I’m a bit down, for the usual reasons. It just hit me about a little while ago. I have felt it more in the last few weeks, but I kind of stuffed it inside of me, and with all that I had going on, I had no time to cry…until now.
As hard as I try to be patient, upbeat and enthusiastic to what prayerfully will come my way, not knowing what the future holds, what had already happened to me in the recent past, sends me into a tailspin again. The enemy is trying to make me more depressed. I am fighting it every day, but sometimes it starts to “leak out” and it finally did this afternoon.
**Switching gears for a moment here, but it blends in nicely**—I actually started a new Professional Page on Facebook, using my full name that one day, I hope to legally have. The page is under Jeannette (my adopted name) Elizabeth (my original birth name) Geist (my biological father’s last name = “spirit”) Marcelli (my adopted maiden name). The Page is something that the Lord wanted me to do, so I did it. I would have rather waited until my first book was actually published, but I got that “holy nudge” from Him a few days ago, so I got it done.
I know it is going to be a very “slow go” with people acknowledging and regularly visiting it, but you know what? That’s ok. It is all in God’s timing. My part, as Charles Stanley would say, is “to OBEY God, and leave the consequences to Him.”
I wanted to share today’s Streams in the Desert devotional in this blog post. It definitely hit home hard; another “God Wink”. The verse that was quoted is Isaiah 30:18– “And therefore will the LORD wait, that He may be gracious unto you…blessed are all they that wait for Him.”
For as long as we are waiting upon God, He’s been waiting longer for us; that is, to get things right, to get to the point in our lives where He CAN bless us with whatever it was we’ve been waiting for.
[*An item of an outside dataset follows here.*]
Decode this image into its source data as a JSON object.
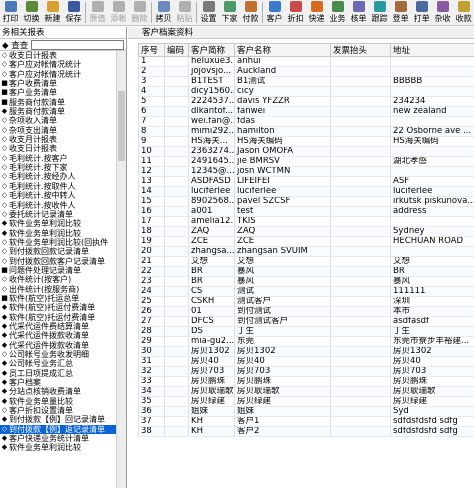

Of course the writer sneaks in “it will give us unspeakable confidence that our waiting cannot be in vain.” That was the answer to the question I posed to Him late last week— “Lord, please remind me that all that I have done so far on this Journey, is not in vain”—while praying to the Lord about my ongoing “Season of Waiting”.
How about this part where the writer states, “…that even after I come and wait upon Him, He does NOT give the help I seek, but waits on longer and longer?”
The Lord obviously has way more patience than any of us would have in a thousand lifetimes. He knows not to “gather the fruit till it is ripe”. Whether we wait with expectancy and enthusiasm, or hold on for what seems like an eternity(but is it really?), not wanting it to be a moment longer, nevertheless, the Lord knows how long it needs be.
I end with the writer’s last thoughts on the subject, which encouraged me further: “Be assured that if God waits longer than you could wish, it is only to make the blessing doubly precious. God waited four thousand years, till the fullness of time, ere He sent His Son. Our times are in His Hands; He will avenge His elect speedily. He will make haste for our help, and not delay one hour too long.” —-Andrew Murray
Read your post. I need time to absorb what you have written to understand what is affecting you. Are you having self-doubts about the path you are on?
No, not at all. I’m just being real and transparent about my feelings, that’s all. Elijah almost had a nervous breakdown himself and depression because of Jezebel’s threats against him (1Kings 19). I know the Lord takes care of me; I just like to let others know that even a strong person like myself has those moments where the enemy strikes, but I know not to let him get to me. And sometimes, all it really is, is that I just have to cry it out, and give it to the Lord, whatever is bothering me. What you’re reading, is what you’ll experience in my books…😉…but thank you, Angie, for caring!